Every war memorial is as unique as the village whose losses it commemorates.
Aberdeenshire hosts some real curiosities among its number, as local Great War historian Colin Johnston of Culter, pictured below, has been researching.
Stories that intrigue the retired teacher include the 1919 Muchalls memorial, which is actually for peace as the village lost no sons; the 1917 memorial erected by villagers in Brimmond who believed the war was going to go on forever; and the Kirkton of Skene memorial where a name has been carved out.
So what drove the villagers of Kirkton of Skene to excise a particular name from its 1921 memorial?
A number of depressing scenarios come to mind, involving thoughts of desertion or disgrace.
But not at all. Thomas Livingstone, Royal Highlanders (Black Watch) turned up safe after being presumed dead during World War One.
Quite simply, it seems he hadn’t many ties to the village and it took him a few years to get back there after the war.
Orphan Thomas
Colin found out that Thomas was born in 1890 and was believed to have been resident at Proctor’s Orphanage in Westhill, attending Kirkton of Skene primary school.
Records reveal he was a shoemaker by trade and enlisted in 1908 aged 18 in Perth as a private with the Black Watch.
Colin thinks he may have had relatives in the Fair City.
Thomas married Annie Russell in 1915, and served in France and Flanders.
Colin said: “It was there that he was wounded severely enough for him to be excused further active service.
Excused service
“He was awarded a small white, metal medal indicating he was genuinely ‘excused service’.
“Somehow, he got back to Scotland, but seemingly, at first, went to visit what relatives he had around Perth.”
About five years later, Thomas travelled north to look up some old classmates from Kirkton of Skene, who had also joined up.
“Apparently, according to two village centenarians I spoke to, he had asked if any of his classmates had fallen in the war, to be told, ‘Yes, you!”‘
Back from the dead
“Hence the ‘mannie fa cam’ hame an’ found he was deid’ explained his story and the sculptor was called back to remove his name.”
Thomas went south to Perthshire not long after that, and as far as Colin knows, emigrated to Australia, never to be heard of again.
Brimmond memorial
Most war memorials were put up from around 1921 – but the Brimmond memorial was erected a year and a half before the Armistice, by a pessimistic populace.
Intriguingly, they buried a time capsule under the memorial’s tubular plinth.
Colin said: “The people of the local district firmly believed the war was going to go on and on, maybe forever.
“So many local men had fallen in the battles of Loos and Somme, that the distraught people of the districts of Stoneywood, Dyce and Buckburn wished that they be remembered while the war itself was going on.”
The memorial takes the form of a viewfinder, showing the features of Aberdeenshire including Lochnagar and Bennachie.
Colin said: “As far as I know the capsule has never been opened.
“Indeed, the screws securing the opening are specially sealed to stop unauthorised persons opening the plinth.”
An attempt by the council to open it in 2017 was given up for lack of the right tool.
No religious symbols
“It’s an unusual memorial, no cross or other religious symbols.

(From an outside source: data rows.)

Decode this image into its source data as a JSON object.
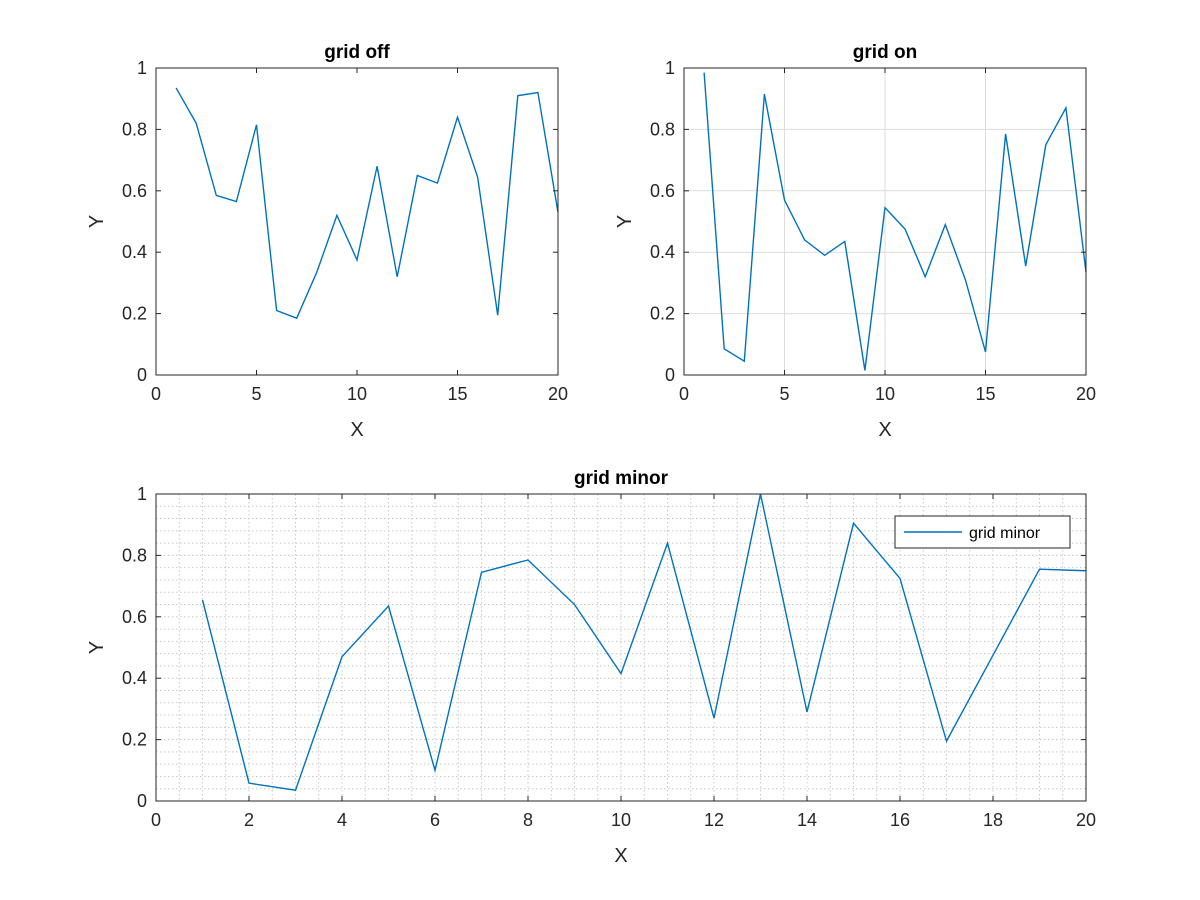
{
  "chart_data": [
    {
      "type": "line",
      "title": "grid off",
      "xlabel": "X",
      "ylabel": "Y",
      "xlim": [
        0,
        20
      ],
      "ylim": [
        0,
        1
      ],
      "xticks": [
        0,
        5,
        10,
        15,
        20
      ],
      "yticks": [
        0,
        0.2,
        0.4,
        0.6,
        0.8,
        1
      ],
      "xtick_labels": [
        "0",
        "5",
        "10",
        "15",
        "20"
      ],
      "ytick_labels": [
        "0",
        "0.2",
        "0.4",
        "0.6",
        "0.8",
        "1"
      ],
      "grid": "off",
      "color": "#0072BD",
      "series": [
        {
          "x": [
            1,
            2,
            3,
            4,
            5,
            6,
            7,
            8,
            9,
            10,
            11,
            12,
            13,
            14,
            15,
            16,
            17,
            18,
            19,
            20
          ],
          "values": [
            0.935,
            0.82,
            0.585,
            0.565,
            0.815,
            0.21,
            0.185,
            0.335,
            0.52,
            0.375,
            0.68,
            0.32,
            0.65,
            0.625,
            0.84,
            0.645,
            0.195,
            0.91,
            0.92,
            0.53
          ]
        }
      ]
    },
    {
      "type": "line",
      "title": "grid on",
      "xlabel": "X",
      "ylabel": "Y",
      "xlim": [
        0,
        20
      ],
      "ylim": [
        0,
        1
      ],
      "xticks": [
        0,
        5,
        10,
        15,
        20
      ],
      "yticks": [
        0,
        0.2,
        0.4,
        0.6,
        0.8,
        1
      ],
      "xtick_labels": [
        "0",
        "5",
        "10",
        "15",
        "20"
      ],
      "ytick_labels": [
        "0",
        "0.2",
        "0.4",
        "0.6",
        "0.8",
        "1"
      ],
      "grid": "on",
      "color": "#0072BD",
      "series": [
        {
          "x": [
            1,
            2,
            3,
            4,
            5,
            6,
            7,
            8,
            9,
            10,
            11,
            12,
            13,
            14,
            15,
            16,
            17,
            18,
            19,
            20
          ],
          "values": [
            0.985,
            0.085,
            0.045,
            0.915,
            0.57,
            0.44,
            0.39,
            0.435,
            0.015,
            0.545,
            0.475,
            0.32,
            0.49,
            0.31,
            0.075,
            0.785,
            0.355,
            0.75,
            0.87,
            0.335
          ]
        }
      ]
    },
    {
      "type": "line",
      "title": "grid minor",
      "xlabel": "X",
      "ylabel": "Y",
      "xlim": [
        0,
        20
      ],
      "ylim": [
        0,
        1
      ],
      "xticks": [
        0,
        2,
        4,
        6,
        8,
        10,
        12,
        14,
        16,
        18,
        20
      ],
      "yticks": [
        0,
        0.2,
        0.4,
        0.6,
        0.8,
        1
      ],
      "xtick_labels": [
        "0",
        "2",
        "4",
        "6",
        "8",
        "10",
        "12",
        "14",
        "16",
        "18",
        "20"
      ],
      "ytick_labels": [
        "0",
        "0.2",
        "0.4",
        "0.6",
        "0.8",
        "1"
      ],
      "grid": "minor",
      "legend_position": "top-right",
      "color": "#0072BD",
      "series": [
        {
          "name": "grid minor",
          "x": [
            1,
            2,
            3,
            4,
            5,
            6,
            7,
            8,
            9,
            10,
            11,
            12,
            13,
            14,
            15,
            16,
            17,
            18,
            19,
            20
          ],
          "values": [
            0.655,
            0.058,
            0.035,
            0.47,
            0.635,
            0.1,
            0.745,
            0.785,
            0.64,
            0.415,
            0.84,
            0.27,
            1.0,
            0.29,
            0.905,
            0.725,
            0.195,
            0.475,
            0.755,
            0.75
          ]
        }
      ]
    }
  ]
}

It was the work of the Stoneywood Literary Guild, whose members had lost so many men at the Battle of Loos in September 1915 and the Somme, July to November 1916.

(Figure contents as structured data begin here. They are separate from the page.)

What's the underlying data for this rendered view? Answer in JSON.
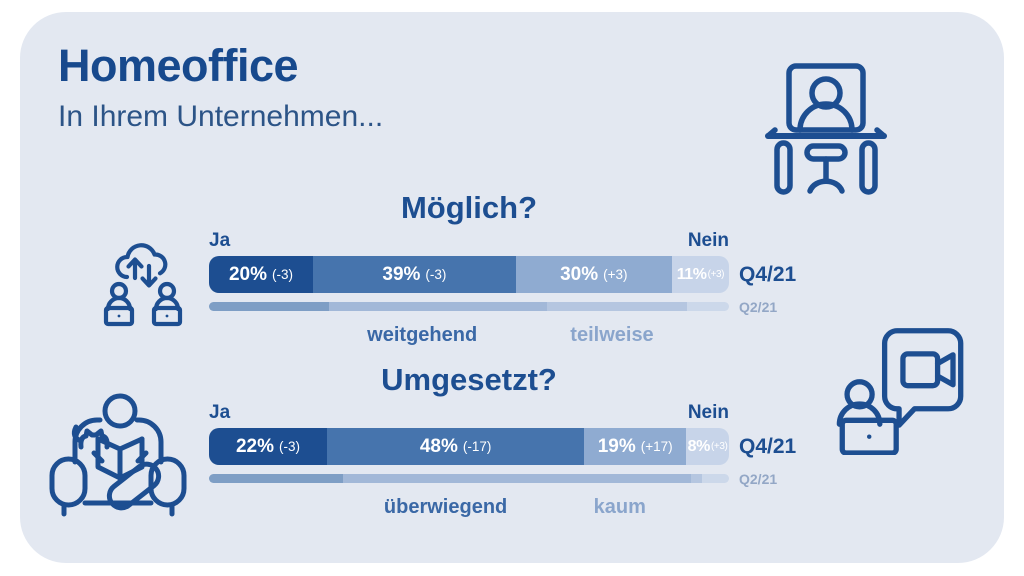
{
  "header": {
    "title": "Homeoffice",
    "subtitle": "In Ihrem Unternehmen..."
  },
  "colors": {
    "card_bg": "#e3e8f1",
    "accent_dark": "#1d4e91",
    "title": "#17498d",
    "subtitle": "#2c5487",
    "muted_row_label": "#93a7c6",
    "sub_label_dark": "#3a68a6",
    "sub_label_light": "#8aa5cc",
    "q4_segments": [
      "#1d4e91",
      "#4674ad",
      "#8fabd1",
      "#c7d4e9"
    ],
    "q2_segments": [
      "#7e9ec5",
      "#a2b8d8",
      "#b5c6e0",
      "#ccd8ea"
    ]
  },
  "icons": {
    "desk": "desk-workstation-icon",
    "cloud": "cloud-sync-people-icon",
    "chair": "armchair-reading-icon",
    "video": "video-call-icon"
  },
  "chart_data": [
    {
      "type": "bar",
      "subtype": "stacked-horizontal",
      "title": "Möglich?",
      "left_label": "Ja",
      "right_label": "Nein",
      "rows": [
        "Q4/21",
        "Q2/21"
      ],
      "segments": [
        {
          "name": "Ja",
          "q4": 20,
          "delta": -3,
          "q2": 23,
          "value_label": "20%",
          "delta_label": "(-3)"
        },
        {
          "name": "weitgehend",
          "q4": 39,
          "delta": -3,
          "q2": 42,
          "value_label": "39%",
          "delta_label": "(-3)"
        },
        {
          "name": "teilweise",
          "q4": 30,
          "delta": 3,
          "q2": 27,
          "value_label": "30%",
          "delta_label": "(+3)"
        },
        {
          "name": "Nein",
          "q4": 11,
          "delta": 3,
          "q2": 8,
          "value_label": "11%",
          "delta_label": "(+3)"
        }
      ]
    },
    {
      "type": "bar",
      "subtype": "stacked-horizontal",
      "title": "Umgesetzt?",
      "left_label": "Ja",
      "right_label": "Nein",
      "rows": [
        "Q4/21",
        "Q2/21"
      ],
      "segments": [
        {
          "name": "Ja",
          "q4": 22,
          "delta": -3,
          "q2": 25,
          "value_label": "22%",
          "delta_label": "(-3)"
        },
        {
          "name": "überwiegend",
          "q4": 48,
          "delta": -17,
          "q2": 65,
          "value_label": "48%",
          "delta_label": "(-17)"
        },
        {
          "name": "kaum",
          "q4": 19,
          "delta": 17,
          "q2": 2,
          "value_label": "19%",
          "delta_label": "(+17)"
        },
        {
          "name": "Nein",
          "q4": 8,
          "delta": 3,
          "q2": 5,
          "value_label": "8%",
          "delta_label": "(+3)"
        }
      ]
    }
  ]
}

“They decided to erect a memorial to their memory as soon possible, because there was a belief the war would go on for a very long time.”
Muchalls Peace Memorial
Then there’s the Muchalls Peace Memorial of 1919.
Why ‘peace’?
Muchalls was highly unusual.
Colin said: “All the men from the parish who went off to war came back, unique I think in Scotland.
Thankful villages
“For example, compare it with the Cookney war memorial just three miles away which as around 30 names on it.”

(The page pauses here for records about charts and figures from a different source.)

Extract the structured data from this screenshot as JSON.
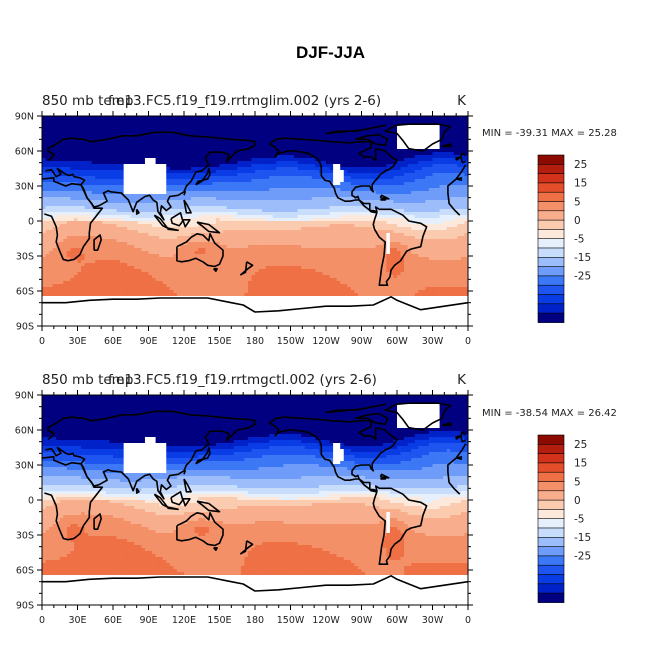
{
  "figure_title": "DJF-JJA",
  "colorbar": {
    "colors": [
      "#000080",
      "#0022c8",
      "#0a3ce6",
      "#1e55f0",
      "#3c78f5",
      "#6e9cf8",
      "#9cbdfa",
      "#c8dcfc",
      "#e6f0fc",
      "#fde8dc",
      "#fbcbb0",
      "#f8ae8c",
      "#f49068",
      "#f07046",
      "#e44e2a",
      "#d2321a",
      "#b41e0e",
      "#8c0a00"
    ],
    "labels": [
      "25",
      "15",
      "5",
      "0",
      "-5",
      "-15",
      "-25"
    ]
  },
  "chart_data": [
    {
      "type": "heatmap",
      "left_title": "850 mb temp",
      "overlay_title": "f.e13.FC5.f19_f19.rrtmglim.002 (yrs 2-6)",
      "units": "K",
      "min_max_text": "MIN = -39.31  MAX =  25.28",
      "min": -39.31,
      "max": 25.28,
      "y_ticks": [
        "90N",
        "60N",
        "30N",
        "0",
        "30S",
        "60S",
        "90S"
      ],
      "x_ticks": [
        "0",
        "30E",
        "60E",
        "90E",
        "120E",
        "150E",
        "180",
        "150W",
        "120W",
        "90W",
        "60W",
        "30W",
        "0"
      ],
      "lat_range": [
        -90,
        90
      ],
      "lon_range": [
        0,
        360
      ],
      "contour_levels": [
        -35,
        -30,
        -25,
        -20,
        -15,
        -10,
        -5,
        -2,
        0,
        2,
        5,
        10,
        15,
        20,
        25,
        30
      ]
    },
    {
      "type": "heatmap",
      "left_title": "850 mb temp",
      "overlay_title": "f.e13.FC5.f19_f19.rrtmgctl.002 (yrs 2-6)",
      "units": "K",
      "min_max_text": "MIN = -38.54  MAX =  26.42",
      "min": -38.54,
      "max": 26.42,
      "y_ticks": [
        "90N",
        "60N",
        "30N",
        "0",
        "30S",
        "60S",
        "90S"
      ],
      "x_ticks": [
        "0",
        "30E",
        "60E",
        "90E",
        "120E",
        "150E",
        "180",
        "150W",
        "120W",
        "90W",
        "60W",
        "30W",
        "0"
      ],
      "lat_range": [
        -90,
        90
      ],
      "lon_range": [
        0,
        360
      ],
      "contour_levels": [
        -35,
        -30,
        -25,
        -20,
        -15,
        -10,
        -5,
        -2,
        0,
        2,
        5,
        10,
        15,
        20,
        25,
        30
      ]
    }
  ]
}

Colin likes to compare it with Langton Herring in England, one of the ‘Thankful Villages’ where all the men who went to war came back.
“Some of these villages in England experienced the same lack of fatal casualties in the Second World War and are dubbed ‘doubly thankful villages’.”
The memorial was unveiled in May, 1920.
The P&J reported that it was considered a red letter day in the records of the parish of Fetteresso: “It was peculiarly fitting that one of the first peace memorials in the country should be erected at Muchalls, because it would remind the residents, and also those people from Aberdeen who loved the place and came to reside in it each summer, how much they had to be thankful for in the peace time they now enjoyed, and in the removal of the nightmare of German aggression which haunted the coast of the North Sea.”